Come si fa a pensare che una pubblicità o un giorno dedicato alla fertilità, possano spingere delle persone responsabili a procreare, se le condizioni di lavoro, i diritti di tutela della maternità, e gli aiuti sociali dopo la nascita, come gli asili nido, non sono più garantiti.
A un fenomeno complesso non si risponde in maniera semplicistica.
Accoglienza per i nuovi italiani, revisione delle politiche economiche che rendano il lavoro meno instabile, riaffermazione delle tutele sociali della maternità e della famiglia dovrebbero costituire l’agenda politica di un paese che voglia veramente mettere a tema il futuro delle nuove generazioni.

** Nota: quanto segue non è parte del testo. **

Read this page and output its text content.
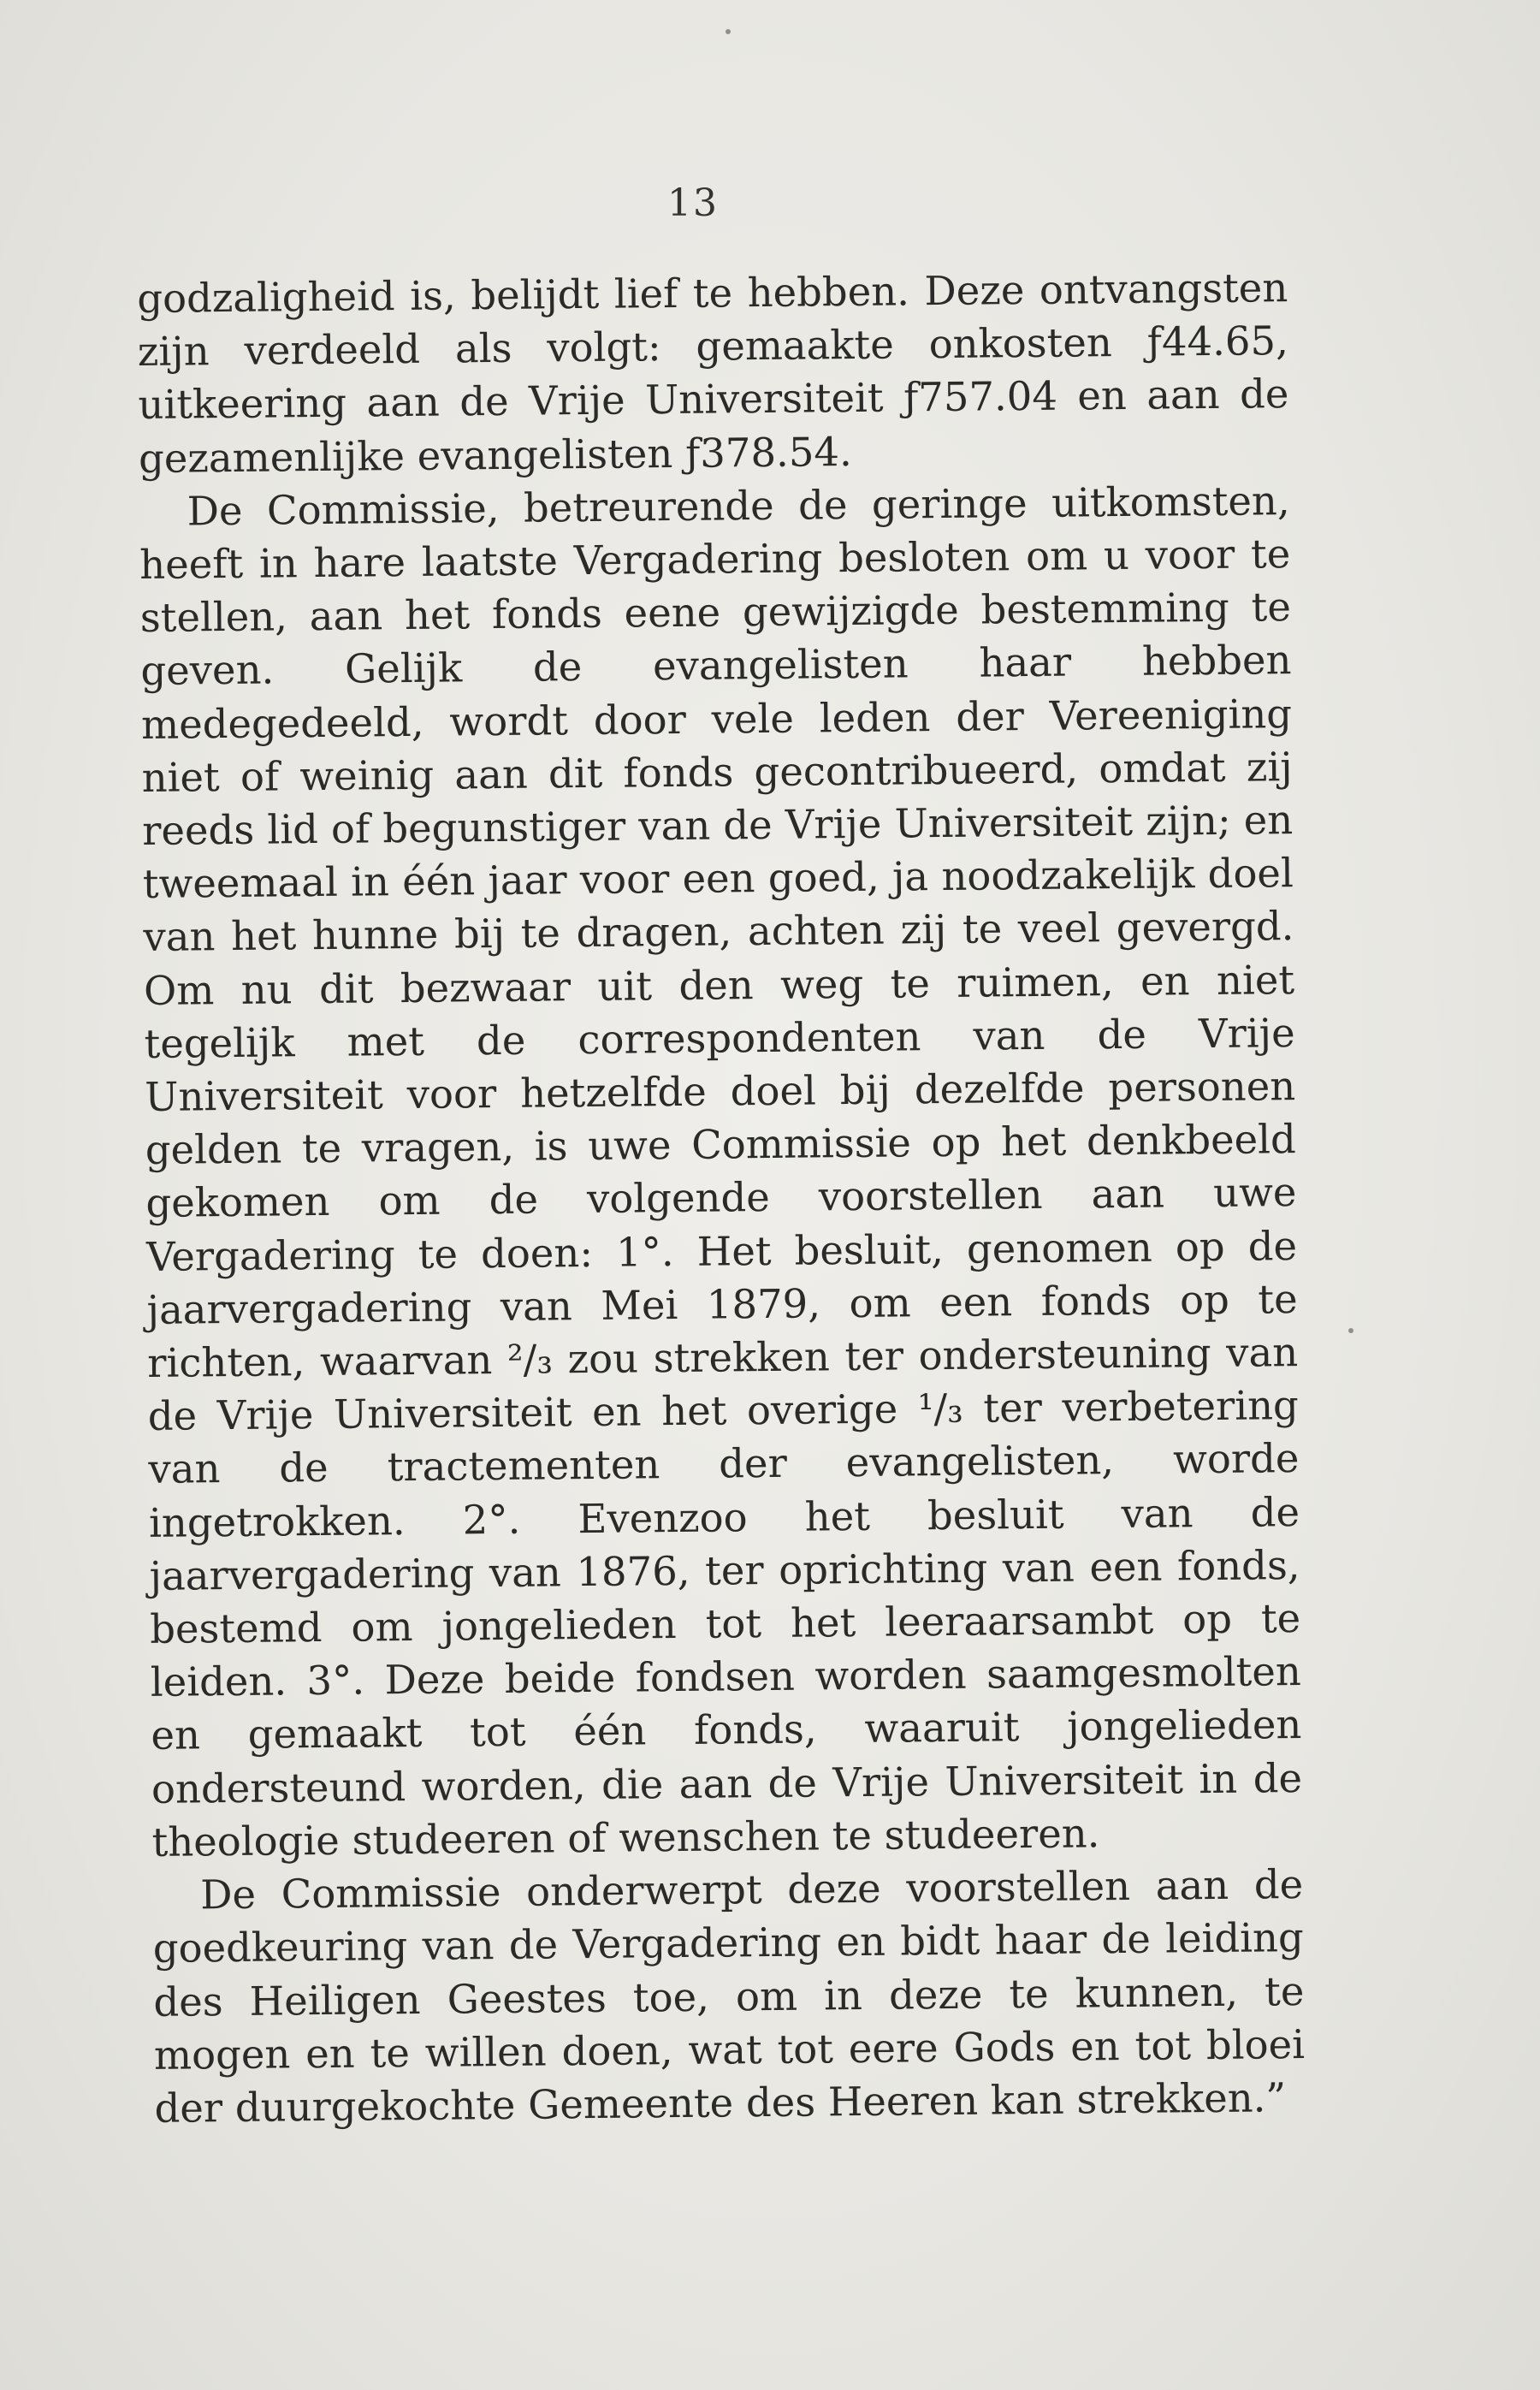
13

godzaligheid is, belijdt lief te hebben. Deze ontvangsten zijn verdeeld als volgt: gemaakte onkosten ƒ44.65, uitkeering aan de Vrije Universiteit ƒ757.04 en aan de gezamenlijke evangelisten ƒ378.54.

De Commissie, betreurende de geringe uitkomsten, heeft in hare laatste Vergadering besloten om u voor te stellen, aan het fonds eene gewijzigde bestemming te geven. Gelijk de evangelisten haar hebben medegedeeld, wordt door vele leden der Vereeniging niet of weinig aan dit fonds gecontribueerd, omdat zij reeds lid of begunstiger van de Vrije Universiteit zijn; en tweemaal in één jaar voor een goed, ja noodzakelijk doel van het hunne bij te dragen, achten zij te veel gevergd. Om nu dit bezwaar uit den weg te ruimen, en niet tegelijk met de correspondenten van de Vrije Universiteit voor hetzelfde doel bij dezelfde personen gelden te vragen, is uwe Commissie op het denkbeeld gekomen om de volgende voorstellen aan uwe Vergadering te doen: 1°. Het besluit, genomen op de jaarvergadering van Mei 1879, om een fonds op te richten, waarvan ²/₃ zou strekken ter ondersteuning van de Vrije Universiteit en het overige ¹/₃ ter verbetering van de tractementen der evangelisten, worde ingetrokken. 2°. Evenzoo het besluit van de jaarvergadering van 1876, ter oprichting van een fonds, bestemd om jongelieden tot het leeraarsambt op te leiden. 3°. Deze beide fondsen worden saamgesmolten en gemaakt tot één fonds, waaruit jongelieden ondersteund worden, die aan de Vrije Universiteit in de theologie studeeren of wenschen te studeeren.

De Commissie onderwerpt deze voorstellen aan de goedkeuring van de Vergadering en bidt haar de leiding des Heiligen Geestes toe, om in deze te kunnen, te mogen en te willen doen, wat tot eere Gods en tot bloei der duurgekochte Gemeente des Heeren kan strekken.”
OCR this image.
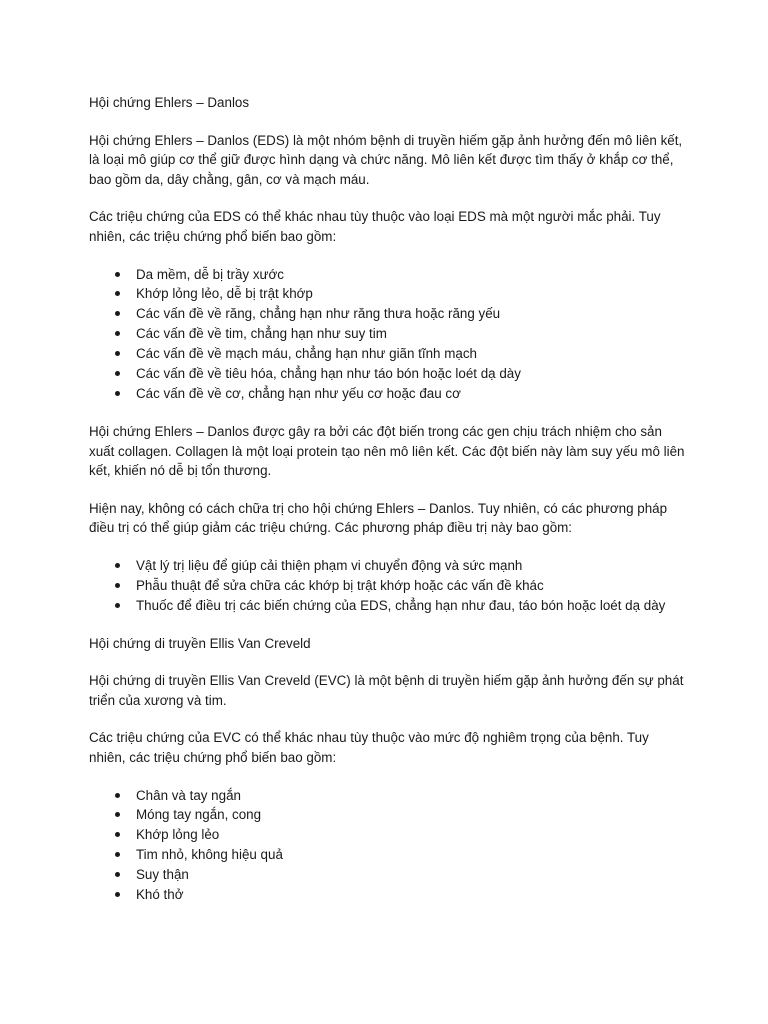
Hội chứng Ehlers – Danlos

Hội chứng Ehlers – Danlos (EDS) là một nhóm bệnh di truyền hiếm gặp ảnh hưởng đến mô liên kết, là loại mô giúp cơ thể giữ được hình dạng và chức năng. Mô liên kết được tìm thấy ở khắp cơ thể, bao gồm da, dây chằng, gân, cơ và mạch máu.

Các triệu chứng của EDS có thể khác nhau tùy thuộc vào loại EDS mà một người mắc phải. Tuy nhiên, các triệu chứng phổ biến bao gồm:

Da mềm, dễ bị trầy xước
Khớp lỏng lẻo, dễ bị trật khớp
Các vấn đề về răng, chẳng hạn như răng thưa hoặc răng yếu
Các vấn đề về tim, chẳng hạn như suy tim
Các vấn đề về mạch máu, chẳng hạn như giãn tĩnh mạch
Các vấn đề về tiêu hóa, chẳng hạn như táo bón hoặc loét dạ dày
Các vấn đề về cơ, chẳng hạn như yếu cơ hoặc đau cơ

Hội chứng Ehlers – Danlos được gây ra bởi các đột biến trong các gen chịu trách nhiệm cho sản xuất collagen. Collagen là một loại protein tạo nên mô liên kết. Các đột biến này làm suy yếu mô liên kết, khiến nó dễ bị tổn thương.

Hiện nay, không có cách chữa trị cho hội chứng Ehlers – Danlos. Tuy nhiên, có các phương pháp điều trị có thể giúp giảm các triệu chứng. Các phương pháp điều trị này bao gồm:

Vật lý trị liệu để giúp cải thiện phạm vi chuyển động và sức mạnh
Phẫu thuật để sửa chữa các khớp bị trật khớp hoặc các vấn đề khác
Thuốc để điều trị các biến chứng của EDS, chẳng hạn như đau, táo bón hoặc loét dạ dày

Hội chứng di truyền Ellis Van Creveld

Hội chứng di truyền Ellis Van Creveld (EVC) là một bệnh di truyền hiếm gặp ảnh hưởng đến sự phát triển của xương và tim.

Các triệu chứng của EVC có thể khác nhau tùy thuộc vào mức độ nghiêm trọng của bệnh. Tuy nhiên, các triệu chứng phổ biến bao gồm:

Chân và tay ngắn
Móng tay ngắn, cong
Khớp lỏng lẻo
Tim nhỏ, không hiệu quả
Suy thận
Khó thở
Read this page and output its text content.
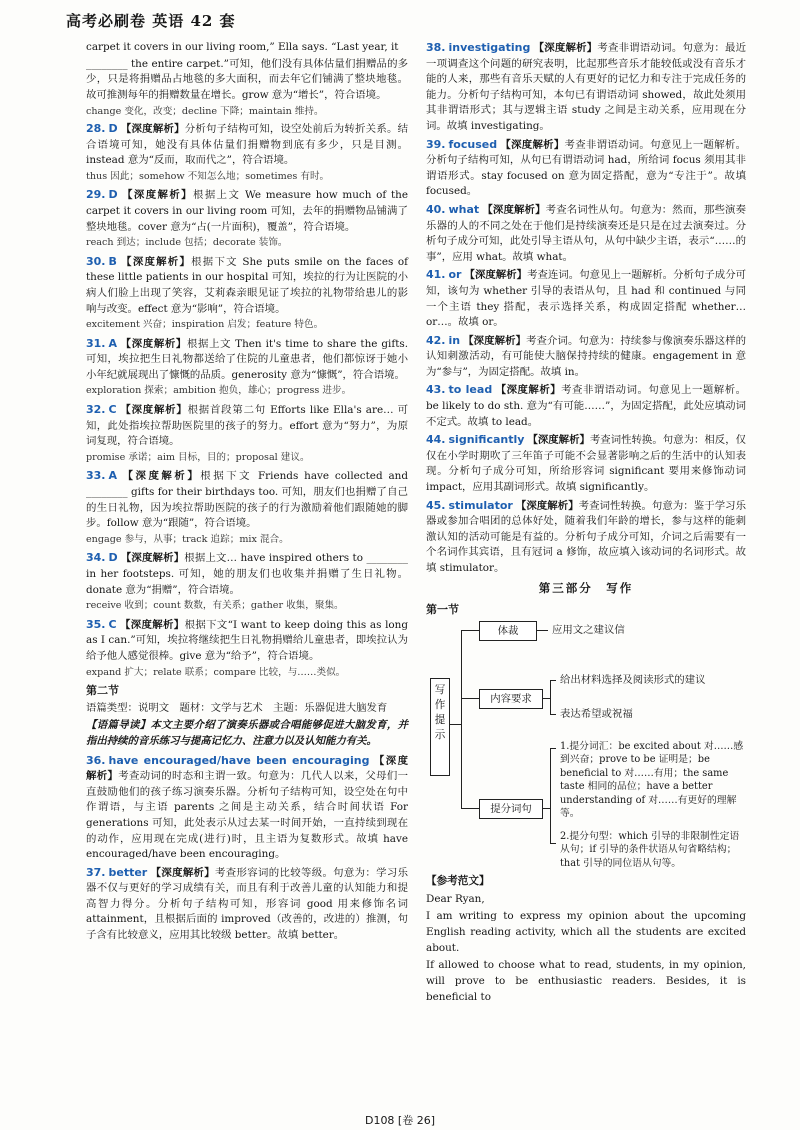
高考必刷卷 英语 42 套

carpet it covers in our living room,” Ella says. “Last year, it

________ the entire carpet.”可知，他们没有具体估量们捐赠品的多少，只是将捐赠品占地毯的多大面积，而去年它们铺满了整块地毯。故可推测每年的捐赠数量在增长。grow 意为“增长”，符合语境。

change 变化，改变；decline 下降；maintain 维持。

28. D 【深度解析】分析句子结构可知，设空处前后为转折关系。结合语境可知，她没有具体估量们捐赠物到底有多少，只是目测。instead 意为“反而，取而代之”，符合语境。
thus 因此；somehow 不知怎么地；sometimes 有时。
29. D 【深度解析】根据上文 We measure how much of the carpet it covers in our living room 可知，去年的捐赠物品铺满了整块地毯。cover 意为“占(一片面积)，覆盖”，符合语境。
reach 到达；include 包括；decorate 装饰。
30. B 【深度解析】根据下文 She puts smile on the faces of these little patients in our hospital 可知，埃拉的行为让医院的小病人们脸上出现了笑容，艾莉森亲眼见证了埃拉的礼物带给患儿的影响与改变。effect 意为“影响”，符合语境。
excitement 兴奋；inspiration 启发；feature 特色。
31. A 【深度解析】根据上文 Then it's time to share the gifts. 可知，埃拉把生日礼物都送给了住院的儿童患者，他们都惊讶于她小小年纪就展现出了慷慨的品质。generosity 意为“慷慨”，符合语境。
exploration 探索；ambition 抱负，雄心；progress 进步。
32. C 【深度解析】根据首段第二句 Efforts like Ella's are… 可知，此处指埃拉帮助医院里的孩子的努力。effort 意为“努力”，为原词复现，符合语境。
promise 承诺；aim 目标，目的；proposal 建议。
33. A 【深度解析】根据下文 Friends have collected and ________ gifts for their birthdays too. 可知，朋友们也捐赠了自己的生日礼物，因为埃拉帮助医院的孩子的行为激励着他们跟随她的脚步。follow 意为“跟随”，符合语境。
engage 参与，从事；track 追踪；mix 混合。
34. D 【深度解析】根据上文… have inspired others to ________ in her footsteps. 可知，她的朋友们也收集并捐赠了生日礼物。donate 意为“捐赠”，符合语境。
receive 收到；count 数数，有关系；gather 收集，聚集。
35. C 【深度解析】根据下文“I want to keep doing this as long as I can.”可知，埃拉将继续把生日礼物捐赠给儿童患者，即埃拉认为给予他人感觉很棒。give 意为“给予”，符合语境。
expand 扩大；relate 联系；compare 比较，与……类似。
第二节
语篇类型：说明文　题材：文学与艺术　主题：乐器促进大脑发育
【语篇导读】本文主要介绍了演奏乐器或合唱能够促进大脑发育，并指出持续的音乐练习与提高记忆力、注意力以及认知能力有关。
36. have encouraged/have been encouraging 【深度解析】考查动词的时态和主谓一致。句意为：几代人以来，父母们一直鼓励他们的孩子练习演奏乐器。分析句子结构可知，设空处在句中作谓语，与主语 parents 之间是主动关系，结合时间状语 For generations 可知，此处表示从过去某一时间开始，一直持续到现在的动作，应用现在完成(进行)时，且主语为复数形式。故填 have encouraged/have been encouraging。
37. better 【深度解析】考查形容词的比较等级。句意为：学习乐器不仅与更好的学习成绩有关，而且有利于改善儿童的认知能力和提高智力得分。分析句子结构可知，形容词 good 用来修饰名词 attainment，且根据后面的 improved（改善的，改进的）推测，句子含有比较意义，应用其比较级 better。故填 better。
38. investigating 【深度解析】考查非谓语动词。句意为：最近一项调查这个问题的研究表明，比起那些音乐才能较低或没有音乐才能的人来，那些有音乐天赋的人有更好的记忆力和专注于完成任务的能力。分析句子结构可知，本句已有谓语动词 showed，故此处须用其非谓语形式；其与逻辑主语 study 之间是主动关系，应用现在分词。故填 investigating。
39. focused 【深度解析】考查非谓语动词。句意见上一题解析。分析句子结构可知，从句已有谓语动词 had，所给词 focus 须用其非谓语形式。stay focused on 意为固定搭配，意为“专注于”。故填 focused。
40. what 【深度解析】考查名词性从句。句意为：然而，那些演奏乐器的人的不同之处在于他们是持续演奏还是只是在过去演奏过。分析句子成分可知，此处引导主语从句，从句中缺少主语，表示“……的事”，应用 what。故填 what。
41. or 【深度解析】考查连词。句意见上一题解析。分析句子成分可知，该句为 whether 引导的表语从句，且 had 和 continued 与同一个主语 they 搭配，表示选择关系，构成固定搭配 whether… or…。故填 or。
42. in 【深度解析】考查介词。句意为：持续参与像演奏乐器这样的认知刺激活动，有可能使大脑保持持续的健康。engagement in 意为“参与”，为固定搭配。故填 in。
43. to lead 【深度解析】考查非谓语动词。句意见上一题解析。be likely to do sth. 意为“有可能……”，为固定搭配，此处应填动词不定式。故填 to lead。
44. significantly 【深度解析】考查词性转换。句意为：相反，仅仅在小学时期吹了三年笛子可能不会显著影响之后的生活中的认知表现。分析句子成分可知，所给形容词 significant 要用来修饰动词 impact，应用其副词形式。故填 significantly。
45. stimulator 【深度解析】考查词性转换。句意为：鉴于学习乐器或参加合唱团的总体好处，随着我们年龄的增长，参与这样的能刺激认知的活动可能是有益的。分析句子成分可知，介词之后需要有一个名词作其宾语，且有冠词 a 修饰，故应填入该动词的名词形式。故填 stimulator。
第三部分　写作
第一节
写作提示
体裁	应用文之建议信
内容要求
给出材料选择及阅读形式的建议
表达希望或祝福
提分词句
1.提分词汇：be excited about 对……感到兴奋；prove to be 证明是；be beneficial to 对……有用；the same taste 相同的品位；have a better understanding of 对……有更好的理解等。
2.提分句型：which 引导的非限制性定语从句；if 引导的条件状语从句省略结构；that 引导的同位语从句等。
【参考范文】

Dear Ryan,

I am writing to express my opinion about the upcoming English reading activity, which all the students are excited about.

If allowed to choose what to read, students, in my opinion, will prove to be enthusiastic readers. Besides, it is beneficial to

D108 [卷 26]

Gesù ebbe a dire: «Alzate gli occhi e guardate le campagne come già biancheggiano per la mietitura. Il mietitore riceve la ricompensa affinché il seminatore e il mietitore si rallegrino insieme» (Giov 4, 35-36). Ma nel nostro tempo chi semina non raccoglie più e di converso spesso raccoglie chi non ha mai seminato. Il gap tra lavoro e salario, impegno e tutele si è allargato e pochi ricchi accumulano risorse economiche smisurate.
Una società che non oppone politiche efficaci a questa tragedia non può certo dirsi fertile e corre il serio rischio del declino.